- USA to w tej chwili dla nas najważniejszy rynek. Jeśli sukcesy będziemy odnosili tylko w Chinach, a nie tutaj, to nie będziemy mogli się nazywać dużą marką - mówi Lin Lan, wiceprezes Hisense w rozmowie z magazynem "Wired". Hisense to jeden z czołowych chińskich producentów telewizorów i elektroniki, którzy mocno stawiają na promocję podczas trwających właśnie w Las Vegas targów CES. Plany ma ambitne - w tym roku zamierza podwoić sprzedaż swoich telewizorów w USA z 600 mln dol. w ubiegłym roku do 1,2 mld dol. (dla porównania - w Chinach w ubiegłym roku wartości ich sprzedaży wyniosła 11 mld dol.).
Nawet jeśli im to się uda, i tak będzie to promil ogromnego amerykańskiego rynku, na którym sprzedaż elektroniki kwitnie mimo wciąż chwiejnej kondycji gospodarki USA. Według prognoz rynek elektroniki konsumenckiej w USA wzrósł o 5,9 proc., a sprzedaż wyniosła 206,5 mld dol. Z kolei przyszły rok ma przynieść kolejny wzrost sprzedaży - tym razem o 4,5 proc. w skali roku.
Chińscy producenci chcą konkurować z największymi graczami w branży telewizorów: notującym rekordowe zyski Samsungiem czy LG, a także borykającymi się z kłopotami japońskimi producentami jak Panasonic czy Toshiba. Polem rywalizacji jest nie tylko cena nawet o 20-25 proc. niższa niż u markowych producentów, ale też zaskakująco wysoka jakość ich produktów.

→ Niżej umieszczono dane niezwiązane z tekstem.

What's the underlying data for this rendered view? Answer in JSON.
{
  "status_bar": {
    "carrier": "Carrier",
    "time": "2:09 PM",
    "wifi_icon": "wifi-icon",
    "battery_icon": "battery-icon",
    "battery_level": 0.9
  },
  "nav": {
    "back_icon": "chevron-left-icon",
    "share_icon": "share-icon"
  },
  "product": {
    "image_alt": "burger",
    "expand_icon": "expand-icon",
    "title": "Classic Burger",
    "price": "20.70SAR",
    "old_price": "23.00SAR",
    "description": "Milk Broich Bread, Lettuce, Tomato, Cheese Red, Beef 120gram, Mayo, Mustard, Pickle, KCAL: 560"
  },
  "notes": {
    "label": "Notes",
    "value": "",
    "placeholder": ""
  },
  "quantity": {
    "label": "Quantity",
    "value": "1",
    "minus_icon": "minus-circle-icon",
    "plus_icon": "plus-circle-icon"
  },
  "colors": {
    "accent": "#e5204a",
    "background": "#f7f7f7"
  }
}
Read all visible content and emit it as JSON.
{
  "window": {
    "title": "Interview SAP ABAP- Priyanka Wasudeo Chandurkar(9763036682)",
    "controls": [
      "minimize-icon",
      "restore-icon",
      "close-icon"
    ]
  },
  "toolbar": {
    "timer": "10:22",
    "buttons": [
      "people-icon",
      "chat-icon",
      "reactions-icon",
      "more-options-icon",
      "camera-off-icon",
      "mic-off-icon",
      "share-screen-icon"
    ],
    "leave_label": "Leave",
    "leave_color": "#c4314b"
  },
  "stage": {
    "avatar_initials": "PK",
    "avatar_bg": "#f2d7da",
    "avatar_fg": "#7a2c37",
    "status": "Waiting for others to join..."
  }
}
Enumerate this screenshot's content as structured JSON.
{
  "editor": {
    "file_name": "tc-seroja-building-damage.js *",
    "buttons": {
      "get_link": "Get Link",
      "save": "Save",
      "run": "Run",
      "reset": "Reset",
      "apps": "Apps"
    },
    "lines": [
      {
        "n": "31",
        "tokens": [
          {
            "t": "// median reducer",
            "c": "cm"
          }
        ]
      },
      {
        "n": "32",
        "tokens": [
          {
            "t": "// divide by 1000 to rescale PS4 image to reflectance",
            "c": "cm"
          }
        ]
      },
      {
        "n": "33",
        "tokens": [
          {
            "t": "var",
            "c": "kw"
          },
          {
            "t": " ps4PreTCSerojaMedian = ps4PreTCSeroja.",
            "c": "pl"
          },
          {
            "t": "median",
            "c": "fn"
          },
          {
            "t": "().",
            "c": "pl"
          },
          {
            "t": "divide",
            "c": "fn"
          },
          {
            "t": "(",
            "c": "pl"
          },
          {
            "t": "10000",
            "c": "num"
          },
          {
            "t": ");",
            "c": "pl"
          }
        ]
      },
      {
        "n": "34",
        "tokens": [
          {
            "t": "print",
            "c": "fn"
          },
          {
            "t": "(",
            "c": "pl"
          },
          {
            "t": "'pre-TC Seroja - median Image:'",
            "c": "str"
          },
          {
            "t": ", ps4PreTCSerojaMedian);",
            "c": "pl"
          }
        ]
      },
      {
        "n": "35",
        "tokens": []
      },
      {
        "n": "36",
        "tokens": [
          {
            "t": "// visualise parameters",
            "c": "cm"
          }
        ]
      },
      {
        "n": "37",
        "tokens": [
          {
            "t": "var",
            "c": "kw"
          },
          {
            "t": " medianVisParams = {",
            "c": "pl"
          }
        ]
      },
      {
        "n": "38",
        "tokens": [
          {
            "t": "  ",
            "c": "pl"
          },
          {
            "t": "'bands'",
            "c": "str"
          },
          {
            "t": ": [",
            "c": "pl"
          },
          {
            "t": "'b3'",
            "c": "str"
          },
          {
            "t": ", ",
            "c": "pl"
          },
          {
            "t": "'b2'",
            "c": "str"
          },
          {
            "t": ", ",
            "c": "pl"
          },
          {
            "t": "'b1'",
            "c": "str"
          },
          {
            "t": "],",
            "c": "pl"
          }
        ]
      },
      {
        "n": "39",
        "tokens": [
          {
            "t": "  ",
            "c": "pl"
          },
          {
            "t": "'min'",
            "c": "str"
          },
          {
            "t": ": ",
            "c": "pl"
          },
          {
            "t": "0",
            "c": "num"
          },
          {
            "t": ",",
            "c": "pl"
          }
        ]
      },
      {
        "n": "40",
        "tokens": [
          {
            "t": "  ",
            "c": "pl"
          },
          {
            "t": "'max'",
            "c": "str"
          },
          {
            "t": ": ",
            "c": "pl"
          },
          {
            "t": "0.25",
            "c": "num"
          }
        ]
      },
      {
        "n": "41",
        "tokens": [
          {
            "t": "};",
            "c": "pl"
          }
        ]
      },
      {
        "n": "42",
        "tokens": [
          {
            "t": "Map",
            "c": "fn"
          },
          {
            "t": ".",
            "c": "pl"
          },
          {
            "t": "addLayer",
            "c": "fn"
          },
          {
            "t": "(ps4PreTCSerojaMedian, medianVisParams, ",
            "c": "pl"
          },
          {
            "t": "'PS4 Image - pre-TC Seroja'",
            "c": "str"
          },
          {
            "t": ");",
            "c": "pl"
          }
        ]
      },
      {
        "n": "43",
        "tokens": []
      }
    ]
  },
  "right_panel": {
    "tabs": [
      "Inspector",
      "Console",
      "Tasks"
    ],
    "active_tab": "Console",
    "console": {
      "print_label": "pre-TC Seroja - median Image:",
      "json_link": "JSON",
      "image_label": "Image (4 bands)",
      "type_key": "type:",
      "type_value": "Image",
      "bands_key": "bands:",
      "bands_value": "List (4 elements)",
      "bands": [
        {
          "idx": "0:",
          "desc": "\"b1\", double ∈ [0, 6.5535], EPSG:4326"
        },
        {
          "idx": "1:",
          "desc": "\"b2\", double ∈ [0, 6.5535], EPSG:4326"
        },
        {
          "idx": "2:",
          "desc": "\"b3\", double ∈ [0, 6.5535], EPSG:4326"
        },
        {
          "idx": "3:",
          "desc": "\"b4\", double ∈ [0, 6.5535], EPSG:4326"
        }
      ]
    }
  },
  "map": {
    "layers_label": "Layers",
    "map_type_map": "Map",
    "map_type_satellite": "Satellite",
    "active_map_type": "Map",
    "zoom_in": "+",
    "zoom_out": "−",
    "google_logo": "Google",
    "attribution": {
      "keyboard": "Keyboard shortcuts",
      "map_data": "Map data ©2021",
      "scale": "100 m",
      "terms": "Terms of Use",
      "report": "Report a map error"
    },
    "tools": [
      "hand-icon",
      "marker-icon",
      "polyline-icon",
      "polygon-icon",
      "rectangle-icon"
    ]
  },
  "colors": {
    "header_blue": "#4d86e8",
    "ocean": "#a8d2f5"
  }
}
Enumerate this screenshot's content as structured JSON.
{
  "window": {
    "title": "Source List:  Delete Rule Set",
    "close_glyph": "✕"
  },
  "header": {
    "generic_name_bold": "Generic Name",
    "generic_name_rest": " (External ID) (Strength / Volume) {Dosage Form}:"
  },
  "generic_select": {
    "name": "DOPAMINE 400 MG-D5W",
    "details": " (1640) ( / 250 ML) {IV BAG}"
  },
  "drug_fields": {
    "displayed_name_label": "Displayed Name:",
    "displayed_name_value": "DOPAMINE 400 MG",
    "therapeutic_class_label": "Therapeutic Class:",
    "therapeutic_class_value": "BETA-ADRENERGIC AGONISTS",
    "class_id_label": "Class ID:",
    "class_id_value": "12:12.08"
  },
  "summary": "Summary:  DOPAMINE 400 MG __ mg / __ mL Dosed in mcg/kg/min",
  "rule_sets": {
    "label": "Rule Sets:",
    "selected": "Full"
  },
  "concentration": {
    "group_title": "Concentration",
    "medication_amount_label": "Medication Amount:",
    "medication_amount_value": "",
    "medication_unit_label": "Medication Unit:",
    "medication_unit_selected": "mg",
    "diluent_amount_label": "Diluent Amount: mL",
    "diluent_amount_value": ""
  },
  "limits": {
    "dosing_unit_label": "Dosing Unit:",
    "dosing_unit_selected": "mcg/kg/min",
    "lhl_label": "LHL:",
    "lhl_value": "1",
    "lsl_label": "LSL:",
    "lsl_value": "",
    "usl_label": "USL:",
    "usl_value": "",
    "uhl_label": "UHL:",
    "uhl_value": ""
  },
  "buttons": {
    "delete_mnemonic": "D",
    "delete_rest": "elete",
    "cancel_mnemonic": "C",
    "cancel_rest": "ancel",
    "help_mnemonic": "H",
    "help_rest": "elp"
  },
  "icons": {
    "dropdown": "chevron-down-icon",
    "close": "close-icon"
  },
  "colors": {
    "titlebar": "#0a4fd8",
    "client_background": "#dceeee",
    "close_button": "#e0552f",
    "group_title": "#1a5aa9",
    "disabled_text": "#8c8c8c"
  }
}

Hisense oferuje więc np. 50-calowy telewizor LED z modułem Wi-Fi i przeglądarką internetową już za 700 dol. (2165 zł) Dla porównania - w tej samej sieci sklepów Tiger Direct taki sam model Toshiby, ale bez Wi-Fi i przeglądarki kosztuje 899 dol. (2780 zł), a Samsunga - 997 dol. (3083 zł)
Równie mocną ekspansję planuje chiński TCL, który po pierwszym półroczu wskoczył na piąte miejsce w rankingu największych producentów telewizorów LCD. Na targach CES zaprezentował telewizor TCL Movo działający na bazie systemu operacyjnego Android, a także technologię Personal Box Office, która rozpoznaje każdego członka rodziny z osobna i dopasowuje ustawienia oraz serwowane programy do jego indywidualnych preferencji.
Czy Chińczycy mają szansę osiągnąć sukces? Zdania są podzielone. - Klienci nie zawsze chcą najtańszego produktu - mówi w rozmowie z Bloombergiem James Fishler, wiceprezes amerykańskiej części LG Electronics. - Klienci chcą produktu, który daje im obietnicę zmiany ich życia na lepsze, i to jest to, co staramy się im dawać - dodaje.
Są jednak też inne głosy. - To są ogromne firmy ze świetną technologią, ale w USA nikt o nich nie słyszał i to może być problem - mówi Jeff Lotman, prezes agencji Global Icons zajmującej się wizerunkiem marek. - Ale nic nie jest niemożliwe. Samsung przez lata był znany z robienia kiepskich telefonów i tanich, słabych telewizorów, a dziś to czołowy producent elektroniki na świecie - dodaje. Wskazuje przy tym na przykład chińskiej firmy Lenovo, która przez lata pracowała dla zachodnich koncernów takich jak IBM, aż w końcu sama kupiła tę markę i dziś jest jednym z największych producentów laptopów na świecie.